Идентичность и цикл жизни. Эрик Эриксон
У его малолетнего сына было не так много времени, чтобы впитать нацистскую доктрину до того, как семья перебралась в Америку. Здесь, как многие дети, он быстро американизировался и чувствовал себя как рыба в воде. Однако постепенно у него развилось невротическое неприятие любых авторитетов и власти. То, что он говорил о «старшем поколении», и то, как он это говорил, очевидно совпадало с тоном нацистских листовок, которых он никогда не читал; его поведение было бессознательным протестом «гитлеровского мальчика». Поверхностный анализ выявил, что ребенок, солидаризируясь с лозунгами гитлеровской молодежи, идентифицирует себя с гонителями собственного отца, что является следствием эдипова комплекса.
В создавшейся ситуации родители приняли решение отдать его в военную школу. Я ожидал, что он будет из всех сил сопротивляться этому. Напротив, с того момента, когда он надел форму, к которой со временем будут прикреплены золотые нашивки, звездочки и знаки отличия, в нем произошла разительная перемена.
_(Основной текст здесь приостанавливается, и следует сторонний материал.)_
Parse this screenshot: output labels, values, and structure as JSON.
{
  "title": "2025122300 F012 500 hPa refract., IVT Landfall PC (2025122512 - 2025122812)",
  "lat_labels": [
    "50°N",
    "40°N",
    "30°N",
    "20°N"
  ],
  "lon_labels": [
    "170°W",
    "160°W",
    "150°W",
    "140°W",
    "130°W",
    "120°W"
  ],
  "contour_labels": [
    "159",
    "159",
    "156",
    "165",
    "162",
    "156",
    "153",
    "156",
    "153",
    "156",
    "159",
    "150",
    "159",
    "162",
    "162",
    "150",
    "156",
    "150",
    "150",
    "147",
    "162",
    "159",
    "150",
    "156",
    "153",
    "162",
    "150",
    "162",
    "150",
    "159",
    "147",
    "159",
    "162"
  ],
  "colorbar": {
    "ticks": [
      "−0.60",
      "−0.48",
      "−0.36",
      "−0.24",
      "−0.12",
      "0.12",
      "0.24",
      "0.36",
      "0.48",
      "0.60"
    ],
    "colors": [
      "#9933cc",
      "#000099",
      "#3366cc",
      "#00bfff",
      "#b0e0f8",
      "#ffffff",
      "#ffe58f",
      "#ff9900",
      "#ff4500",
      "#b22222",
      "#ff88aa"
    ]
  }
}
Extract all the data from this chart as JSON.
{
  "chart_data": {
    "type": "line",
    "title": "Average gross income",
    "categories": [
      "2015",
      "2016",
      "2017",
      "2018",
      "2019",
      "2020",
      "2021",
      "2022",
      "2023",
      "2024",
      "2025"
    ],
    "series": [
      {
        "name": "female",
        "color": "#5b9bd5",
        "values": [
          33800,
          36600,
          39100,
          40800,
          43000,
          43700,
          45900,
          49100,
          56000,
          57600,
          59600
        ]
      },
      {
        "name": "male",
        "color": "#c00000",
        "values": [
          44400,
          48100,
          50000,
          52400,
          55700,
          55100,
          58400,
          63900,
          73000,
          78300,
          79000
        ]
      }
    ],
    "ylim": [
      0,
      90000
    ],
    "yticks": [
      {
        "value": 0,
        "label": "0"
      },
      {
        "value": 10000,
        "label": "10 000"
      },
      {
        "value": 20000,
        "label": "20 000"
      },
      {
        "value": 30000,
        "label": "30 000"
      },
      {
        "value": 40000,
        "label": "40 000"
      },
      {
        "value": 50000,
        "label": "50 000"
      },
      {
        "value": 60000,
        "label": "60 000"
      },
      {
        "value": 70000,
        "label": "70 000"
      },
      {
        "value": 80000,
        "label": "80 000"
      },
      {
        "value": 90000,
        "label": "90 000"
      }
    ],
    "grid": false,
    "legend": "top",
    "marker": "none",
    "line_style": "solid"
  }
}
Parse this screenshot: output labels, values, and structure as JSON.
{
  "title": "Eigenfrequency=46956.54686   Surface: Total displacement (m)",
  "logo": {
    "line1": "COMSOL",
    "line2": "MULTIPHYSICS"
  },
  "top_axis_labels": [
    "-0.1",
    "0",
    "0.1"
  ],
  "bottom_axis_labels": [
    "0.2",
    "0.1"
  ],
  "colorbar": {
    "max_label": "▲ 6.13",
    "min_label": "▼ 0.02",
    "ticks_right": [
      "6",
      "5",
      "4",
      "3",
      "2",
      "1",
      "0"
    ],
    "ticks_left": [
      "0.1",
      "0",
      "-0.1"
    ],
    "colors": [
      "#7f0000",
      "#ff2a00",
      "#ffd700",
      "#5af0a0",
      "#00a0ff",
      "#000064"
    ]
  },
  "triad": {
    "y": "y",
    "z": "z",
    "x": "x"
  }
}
Как будто вся эта военная символика внезапно и решительно изменила весь его внутренний мир. Бессознательный «юный Гитлер» пропал под оболочкой американской модели и превратился в обыкновенного школяра-кадета. Отец, абсолютно гражданский человек, был теперь для него не опасен и не значим.
Однако до этого тот же самый отец и соответствующий отцовский прообраз через подсознательные знаки (Erikson, 1942) (особенно если мы вспомним о милитаристской риторике Первой мировой войны) укоренили в этом ребенке милитаристский прототип, являвшийся частью коллективной идентичности многих европейцев и имевший особое значение для немцев как одна из немногих чисто германских и высокоразвитых идентичностей. Военная идентичность как исторический акцент в общей семейной традиции идентификации продолжает подсознательно существовать и в тех, кто в ходе политического процесса уже не должен принимать ее[7].
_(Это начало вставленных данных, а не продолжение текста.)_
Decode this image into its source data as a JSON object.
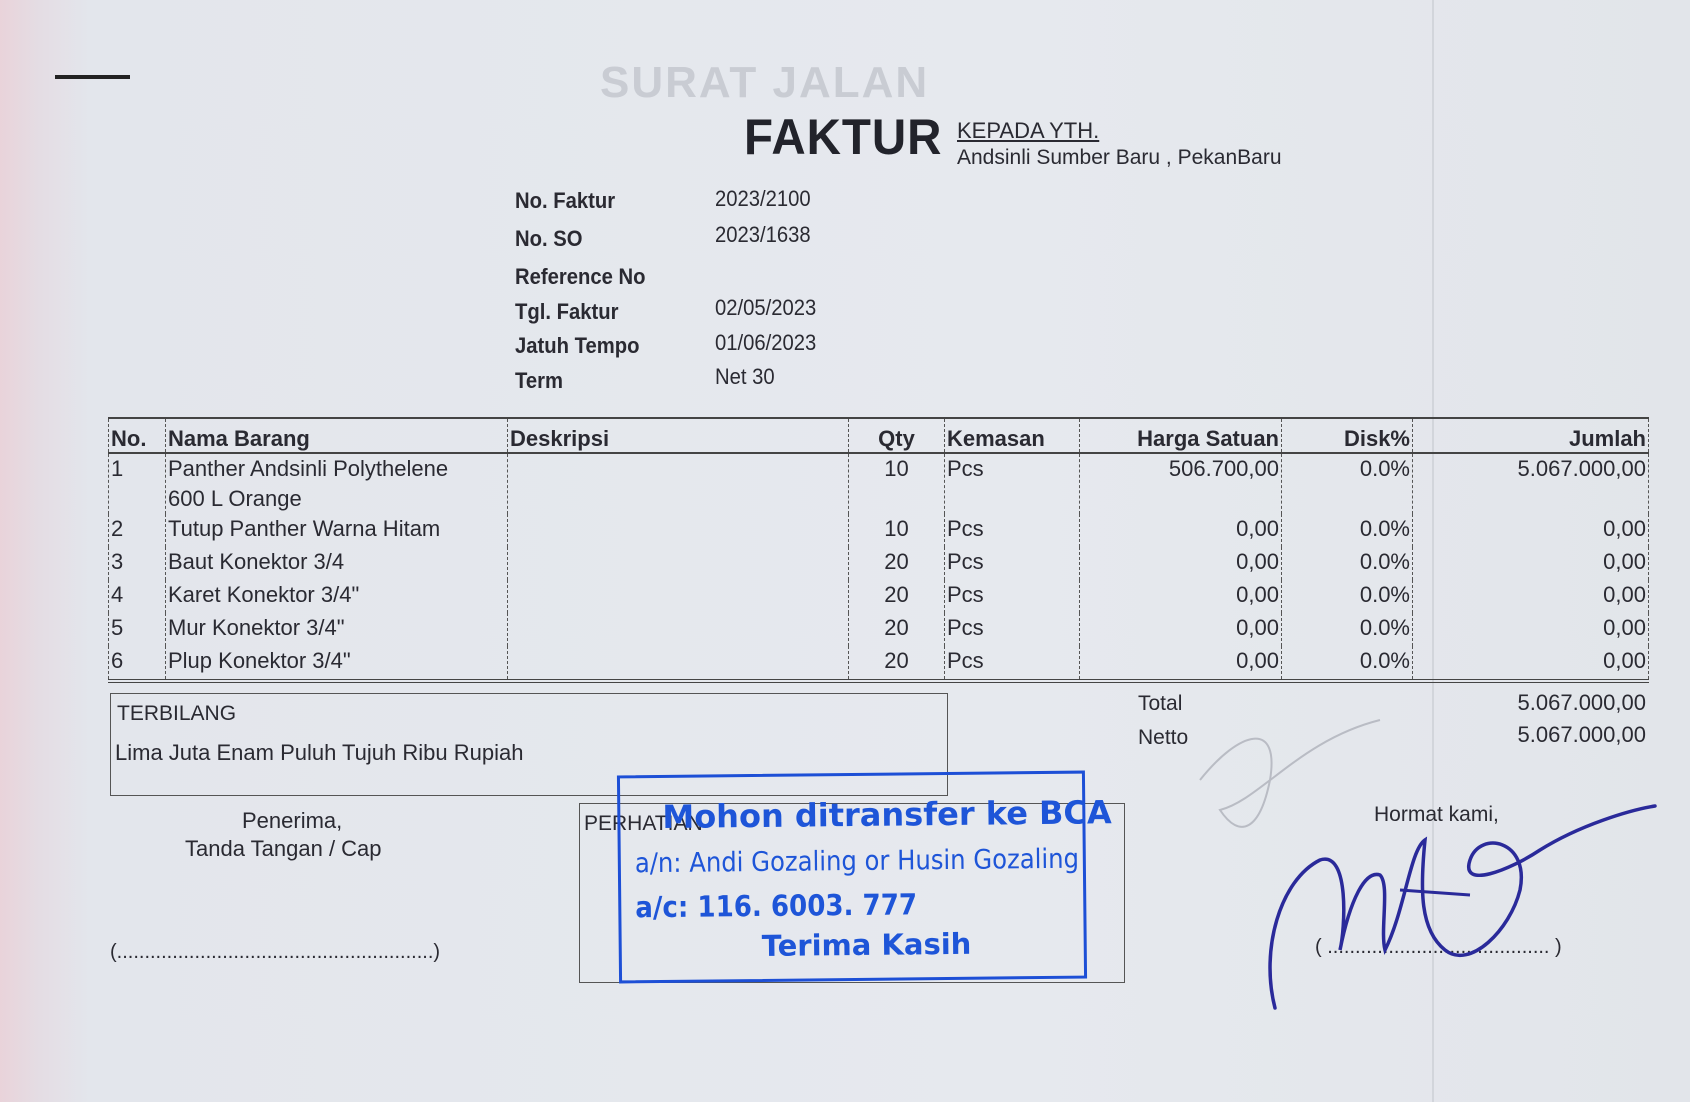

Менее выраженные способы, которыми дети приходят к приятию исторических или реальных прообразов добра и зла, вряд ли могут быть подвергнуты всестороннему изучению. Моментальные проявления эмоций, таких как привязанность, гордость, злость, вина, тревога, сексуальное напряжение (в отличие от их словесных выражений, подразумеваемого значения или философских интерпретаций), передают ребенку представление о том, что действительно важно в его мире, то есть обрисовывают варианты пространственно-временных ориентиров и перспектив жизненного плана его группы.
Похожим образом спонтанно возникающие настроения социоэкономической и культурной паники, охватывающие семью, вызывают личностную регрессию к состоянию инфантильной компенсации и реакционный возврат к более примитивным моральным кодексам. Когда такая паника совпадает по времени и динамике с каким-либо из детских психосексуальных кризисов, вместе они отчасти и определяют характер невроза: всякий невроз есть разделенное ощущение паники, изолированной тревожности и сенсорно-моторного
7
Бруно Беттельгейм (1943) описал свой опыт выживания в одном из первых немецких концентрационных лагерей. Он рассказал о различных действиях и внешних проявлениях (например, в позах и одежде) отказа заключенных от своей идентичности как антифашистов, которые как бы принимали идентичность своих мучителей. Сам он сохранил свою жизнь и рассудок, сознательно и последовательно поддерживая свою историческую еврейскую идентичность необоримого духовного и интеллектуального превосходства над физически более сильным внешним миром. Он сделал своих мучителей объектом молчаливого изучения, результаты которого, оказавшись в безопасности, представил свободному миру.